Comme pour bon nombre de ses confrères, Ivan Vautier, chef normand pur beurre au solide parcours, a dû se réinventer en cette seconde période de confinement imposant de nouveau la fermeture des bars et restaurants. Il propose une offre de vente à emporter loin de laisser insensible… Chaque semaine, il propose un menu à 30€ et des plats à la carte (de 13€ à 17€ pour les entrées, de 15€ à 32€ pour les plats et 8€ pour les desserts), proposés et mis à jour sur le site internet de l’établissement ainsi que sur sa page Facebook.
Le menu à 30€ (entrée/plat/dessert) change chaque semaine. Les plats de la carte reprennent les produits phares et parfois nobles qu’aime travailler le chef (Saint-Jacques normandes, foie gras, ris de veau…), et que l’on retrouve généralement lorsque l’on a l’occasion d’aller dîner dans son établissement, complétés également de quelques plats "tradition" (Blanquette de veau ; Paleron de bœuf cuisiné comme un gibier, garniture d’un bourguignon au foie gras) bien plus canailles.
Le jour J, à l’heure convenue, retrait sur place de la commande (à noter qu’il n’y a malheureusement pas de service de livraison de proposé…). Tout est prêt, soigneusement rangé dans des barquettes que l’on a forcément envie de découvrir une fois arrivé à la maison. On déballe et tout est bien là ; ni plus, ni moins… De petites feuilles blanches indiquent la marche à suivre pour apprécier au mieux chaque préparation. On apprécierait d’y trouver quelques propositions d’accords mets et vins pour être guidé complétement. D’ailleurs, pourquoi ne pas proposer également la vente de vin au moment du retrait de la commande ?
En souvenir d'un précédent repas, où j'avais dégusté un excellent saumon de la baie des Veys poché à 38°C, je me suis laissé tenter ce soir par le saumon de Cherbourg confit à l’huile d’olive, facturé 13€. Un appétissant filet de saumon qui est servi froid, simplement confit dans de l’huile d’olive. Un très bon produit, peu gras, avec une chair à la fois ferme et fondante en bouche, que l’on agrémente si besoin d’une vinaigrette de poivron rouge et de pomme verte crue taillés très finement. Quelques traits de ketchup de framboise au moment du dressage pour apporter une note sucrée intéressante, sans oublier les quelques framboises "pour la déco" à poser sur le saumon, dont on aurait néanmoins pu se passer à cette saison…

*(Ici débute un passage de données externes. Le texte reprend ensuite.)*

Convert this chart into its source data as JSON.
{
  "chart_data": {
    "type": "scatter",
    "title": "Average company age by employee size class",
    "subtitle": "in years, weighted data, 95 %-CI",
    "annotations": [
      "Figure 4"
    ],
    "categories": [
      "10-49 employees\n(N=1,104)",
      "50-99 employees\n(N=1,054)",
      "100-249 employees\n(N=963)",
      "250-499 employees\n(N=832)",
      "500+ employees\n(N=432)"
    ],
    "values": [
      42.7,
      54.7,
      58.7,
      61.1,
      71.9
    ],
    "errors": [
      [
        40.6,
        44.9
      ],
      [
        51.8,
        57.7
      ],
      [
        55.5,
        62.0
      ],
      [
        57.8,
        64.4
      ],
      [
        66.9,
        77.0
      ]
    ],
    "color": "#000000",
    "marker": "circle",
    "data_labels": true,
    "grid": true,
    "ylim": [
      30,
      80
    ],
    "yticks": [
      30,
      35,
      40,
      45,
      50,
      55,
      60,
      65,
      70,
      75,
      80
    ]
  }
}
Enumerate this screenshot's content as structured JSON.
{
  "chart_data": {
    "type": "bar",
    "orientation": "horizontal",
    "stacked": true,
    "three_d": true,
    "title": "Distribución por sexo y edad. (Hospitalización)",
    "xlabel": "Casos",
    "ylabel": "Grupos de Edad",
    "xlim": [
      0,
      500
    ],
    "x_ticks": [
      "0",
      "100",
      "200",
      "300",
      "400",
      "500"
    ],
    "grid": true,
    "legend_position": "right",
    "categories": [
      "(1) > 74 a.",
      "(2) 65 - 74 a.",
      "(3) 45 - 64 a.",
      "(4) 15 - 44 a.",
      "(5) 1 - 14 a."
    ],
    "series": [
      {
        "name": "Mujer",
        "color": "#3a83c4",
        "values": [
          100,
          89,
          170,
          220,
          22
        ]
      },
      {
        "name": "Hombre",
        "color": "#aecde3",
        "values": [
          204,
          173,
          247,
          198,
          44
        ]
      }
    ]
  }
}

Vient ensuite le turbot sauvage de pêche côtière (30€), un épais filet de turbot préalablement rôti avec une plaisante coloration. 5-6 minutes au four à 160°C pour le réchauffer comme mentionné le rendent tout juste chaud, mais permettent aussi de ne pas apporter une surcuisson à ce produit noble de très belle qualité, à la chair ferme et subtile. Mais le chef, qui possède un savoir-faire indéniable, y a bien pensé, puisque la sauce au jus de turbot que l’on fait réchauffer à feu doux en casserole et que l’on vient verser sur le poisson permet d’y remédier. Une sauce parfumée au cidre de la ferme de Billy, près de Caen, et finement crémée, qui se marie tout aussi subtilement avec le turbot qu’avec le persil racine qui l’accompagne. Sans oublier, pour marquer encore plus l’attachement du chef au terroir normand, l’andouille de Vire qui apporte à ce plat "terre-mer" beaucoup de plaisir.

Enfin, voici la tarte fine au chocolat mi-cuit en dessert (8€), avec une pâte bien friable et un jeu de textures au chocolat tout en gourmandise. Elle satisfait, sans marquer autant que les plats précédents ; vivement tout de même que l’on puisse revenir au restaurant déguster le millefeuille "haut comme un gratte-ciel" qui nous a tant marqué lors de notre dernier passage…

Malgré des tarifs à la carte pas forcément donnés pour de la vente à emporter, la satisfaction est belle et bien présente, avec des produits de très belle qualité (justifiant aussi les tarifs), et de savoureux clins d’œil ici et là au terroir normand (saumon de Cherbourg, sauce parfumée au cidre normand, andouille de Vire…).
Petit bonus : le chef n'oublie pas l'ensemble de la filière et met en avant ses producteurs : il propose à la vente les pintades de son producteur de volaille Pierre Soetaert, mais aussi des paniers de légumes bio de son maraîcher de Créances.